The movies ruined everything. Like talking about something good. That was what had made the war unreal. Too much talking.
Talking about anything was bad. Writing about anything actual was bad. It always killed it.
The only writing that was any good was what you made up, what you imagined. That made everything come true. Like when he wrote “My Old Man” he’d never seen a jockey killed and the next week Georges Parfrement was killed at that very jump and that was the way it looked. Everything good he’d ever written he’d made up. None of it had ever happened. Other things had happened. Better things, maybe. That was what the family couldn’t understand. They thought it all was experience.

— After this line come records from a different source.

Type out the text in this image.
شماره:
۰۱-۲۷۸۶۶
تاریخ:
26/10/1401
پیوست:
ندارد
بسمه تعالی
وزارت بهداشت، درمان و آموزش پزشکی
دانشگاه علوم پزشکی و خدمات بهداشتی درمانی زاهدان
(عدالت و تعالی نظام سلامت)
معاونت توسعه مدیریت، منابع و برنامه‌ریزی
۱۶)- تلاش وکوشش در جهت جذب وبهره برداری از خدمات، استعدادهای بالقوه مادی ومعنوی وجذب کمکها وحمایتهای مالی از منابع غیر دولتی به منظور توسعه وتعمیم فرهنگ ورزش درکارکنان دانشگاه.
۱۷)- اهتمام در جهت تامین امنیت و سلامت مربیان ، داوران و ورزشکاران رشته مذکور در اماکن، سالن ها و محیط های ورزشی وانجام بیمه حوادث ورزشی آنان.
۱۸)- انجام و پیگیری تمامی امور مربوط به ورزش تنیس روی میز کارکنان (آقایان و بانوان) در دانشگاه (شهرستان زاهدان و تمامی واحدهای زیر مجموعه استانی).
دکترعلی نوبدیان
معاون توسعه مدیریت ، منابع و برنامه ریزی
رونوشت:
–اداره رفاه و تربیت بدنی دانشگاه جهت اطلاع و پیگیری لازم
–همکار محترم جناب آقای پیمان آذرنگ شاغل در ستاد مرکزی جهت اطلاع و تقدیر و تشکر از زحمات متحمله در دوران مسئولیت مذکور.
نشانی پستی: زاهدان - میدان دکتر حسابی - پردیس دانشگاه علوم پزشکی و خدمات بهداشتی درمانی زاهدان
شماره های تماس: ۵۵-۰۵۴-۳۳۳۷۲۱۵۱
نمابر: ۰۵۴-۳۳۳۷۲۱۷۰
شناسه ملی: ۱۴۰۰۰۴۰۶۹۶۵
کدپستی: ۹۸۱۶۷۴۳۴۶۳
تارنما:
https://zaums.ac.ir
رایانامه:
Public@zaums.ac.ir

That was the weakness of Joyce. Daedalus in Ulysses was Joyce himself, so he was terrible. Joyce was so damn romantic and intellectual about him. He’d made Bloom up, Bloom was wonderful. He’d made Mrs. Bloom up. She was the greatest in the world.
That was the way with Mac. Mac worked too close to life. You had to digest life and then create your own people. Mac had stuff, though.
Nick in the stories was never himself. He made him up. Of course he’d never seen an Indian woman having a baby. That was what made it good. Nobody knew that. He’d seen a woman have a baby on the road to Karagatch and tried to help her. That was the way it was.
He wished he could always write like that. He would sometime. He wanted to be a great writer. He was pretty sure he would be. He knew it in lots of ways. He would in spite of everything, it was hard, though.
It was hard to be a great writer if you loved the world and living in it and special people. It was hard when you loved so many places. Then you were healthy and felt good and were having a good time and what the hell.